I think the potential.is there, just not the time to do it. Things are accelerating.
And Einstein in 1934: There is not the slightest indication that [nuclear energy] will ever be obtainable. It would mean that the atom would have to be shattered at will.
Source: New Scientist
Michio Kaku wrote a good article on this subject: Impossible physics: Never say never
Welp, there goes my plan to become the “Highlander”.
As to certain other things, I suspect that there are lifespan enhancement experiments in progress, and we are seeing them in action with the super powerful and wealthy. (I won’t mention names, but you get the idea.)
I suspect that even should they succeed, the processes involved will be so expensive as to only be available to the ‘elites’. Blecch.
Personally, I hope they never succeed, and I think I’ll breathe a sigh of relief if/when the current batch have shuffled off their mortal coils.

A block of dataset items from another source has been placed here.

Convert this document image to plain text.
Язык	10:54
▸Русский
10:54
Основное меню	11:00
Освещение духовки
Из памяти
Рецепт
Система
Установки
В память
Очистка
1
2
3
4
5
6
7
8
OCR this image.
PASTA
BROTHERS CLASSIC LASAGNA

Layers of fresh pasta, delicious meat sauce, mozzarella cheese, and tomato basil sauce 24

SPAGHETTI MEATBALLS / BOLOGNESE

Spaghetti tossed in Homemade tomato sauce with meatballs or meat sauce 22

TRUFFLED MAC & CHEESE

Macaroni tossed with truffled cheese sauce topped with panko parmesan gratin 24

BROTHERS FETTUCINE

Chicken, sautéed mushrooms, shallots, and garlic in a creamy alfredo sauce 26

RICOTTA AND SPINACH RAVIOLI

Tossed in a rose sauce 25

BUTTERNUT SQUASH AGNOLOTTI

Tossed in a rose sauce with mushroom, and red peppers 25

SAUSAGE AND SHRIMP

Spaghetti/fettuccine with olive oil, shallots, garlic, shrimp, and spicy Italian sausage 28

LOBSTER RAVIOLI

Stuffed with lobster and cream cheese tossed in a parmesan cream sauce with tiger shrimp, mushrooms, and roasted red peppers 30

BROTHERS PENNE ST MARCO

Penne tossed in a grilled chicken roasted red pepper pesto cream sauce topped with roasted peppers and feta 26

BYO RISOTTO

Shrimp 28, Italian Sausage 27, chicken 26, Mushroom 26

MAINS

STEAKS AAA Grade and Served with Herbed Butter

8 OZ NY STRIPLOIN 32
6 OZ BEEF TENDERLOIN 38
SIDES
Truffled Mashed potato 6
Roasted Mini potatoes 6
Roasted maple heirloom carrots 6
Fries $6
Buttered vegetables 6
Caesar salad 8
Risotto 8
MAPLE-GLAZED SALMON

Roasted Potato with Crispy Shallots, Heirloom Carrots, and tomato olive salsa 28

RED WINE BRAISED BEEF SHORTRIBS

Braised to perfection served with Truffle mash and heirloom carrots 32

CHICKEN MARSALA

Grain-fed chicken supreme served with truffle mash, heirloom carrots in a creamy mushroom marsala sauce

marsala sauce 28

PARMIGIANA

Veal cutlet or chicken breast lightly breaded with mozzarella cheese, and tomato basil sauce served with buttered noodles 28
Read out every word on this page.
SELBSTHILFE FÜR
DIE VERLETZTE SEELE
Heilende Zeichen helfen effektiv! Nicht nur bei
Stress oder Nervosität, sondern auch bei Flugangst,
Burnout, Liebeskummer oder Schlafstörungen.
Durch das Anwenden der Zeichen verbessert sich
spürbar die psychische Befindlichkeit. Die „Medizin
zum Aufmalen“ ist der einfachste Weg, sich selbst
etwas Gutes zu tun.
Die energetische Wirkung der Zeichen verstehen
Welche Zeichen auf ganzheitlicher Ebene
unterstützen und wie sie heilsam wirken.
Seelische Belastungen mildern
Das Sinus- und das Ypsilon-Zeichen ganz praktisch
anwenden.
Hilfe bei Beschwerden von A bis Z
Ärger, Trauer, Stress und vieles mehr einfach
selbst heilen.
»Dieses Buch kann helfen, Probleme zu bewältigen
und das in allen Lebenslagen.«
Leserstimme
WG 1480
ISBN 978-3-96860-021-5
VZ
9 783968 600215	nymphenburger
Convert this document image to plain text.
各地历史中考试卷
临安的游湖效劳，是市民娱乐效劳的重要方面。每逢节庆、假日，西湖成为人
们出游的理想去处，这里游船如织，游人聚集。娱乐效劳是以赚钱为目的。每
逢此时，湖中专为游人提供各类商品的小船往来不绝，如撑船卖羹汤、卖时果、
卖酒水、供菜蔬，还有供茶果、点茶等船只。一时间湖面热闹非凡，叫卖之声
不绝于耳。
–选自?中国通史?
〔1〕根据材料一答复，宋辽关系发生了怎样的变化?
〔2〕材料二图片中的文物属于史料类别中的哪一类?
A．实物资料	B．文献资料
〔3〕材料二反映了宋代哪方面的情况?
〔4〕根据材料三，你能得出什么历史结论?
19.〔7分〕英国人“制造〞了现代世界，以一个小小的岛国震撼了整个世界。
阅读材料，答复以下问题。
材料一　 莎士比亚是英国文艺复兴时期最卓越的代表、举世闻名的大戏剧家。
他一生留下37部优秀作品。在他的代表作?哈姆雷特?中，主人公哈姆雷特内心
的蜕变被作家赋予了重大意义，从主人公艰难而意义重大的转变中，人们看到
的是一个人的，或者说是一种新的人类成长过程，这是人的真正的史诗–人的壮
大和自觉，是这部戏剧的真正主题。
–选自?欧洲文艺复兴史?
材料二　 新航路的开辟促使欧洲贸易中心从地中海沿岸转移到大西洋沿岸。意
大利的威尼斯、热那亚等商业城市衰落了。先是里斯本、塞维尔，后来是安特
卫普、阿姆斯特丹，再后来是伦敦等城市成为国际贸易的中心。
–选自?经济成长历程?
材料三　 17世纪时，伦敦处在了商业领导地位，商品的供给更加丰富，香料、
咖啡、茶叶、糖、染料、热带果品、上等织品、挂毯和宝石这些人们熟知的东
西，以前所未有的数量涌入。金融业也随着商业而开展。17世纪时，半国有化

Actually, we have NOT extended lifespan in any meaningful way.
We HAVE increased the AVERAGE lifespan, by reducing infant death rates, accident death rates, and disease death rates.
When the average survival rate of infants was 60%, that dragged down the average age considerably. For a recent example of that, I present my family:
My grandmother had 5 children. 2 of those children died in infancy. My father lived to 72, his older brother lived to 74, and his youngest sister to 80.
Add those ages up and you get 226 years. Divide that by 3, and they lived an average of 75 years, which is pretty close to the norm of today. However, add in the two that died in infancy, and the average drops considerably, to 45 years, which is pretty close to what average age at death was before modern medicine became so widespread.
Lots of folks lived to 70+ way back when, but so many more died in childhood that the statistics were wildly skewed.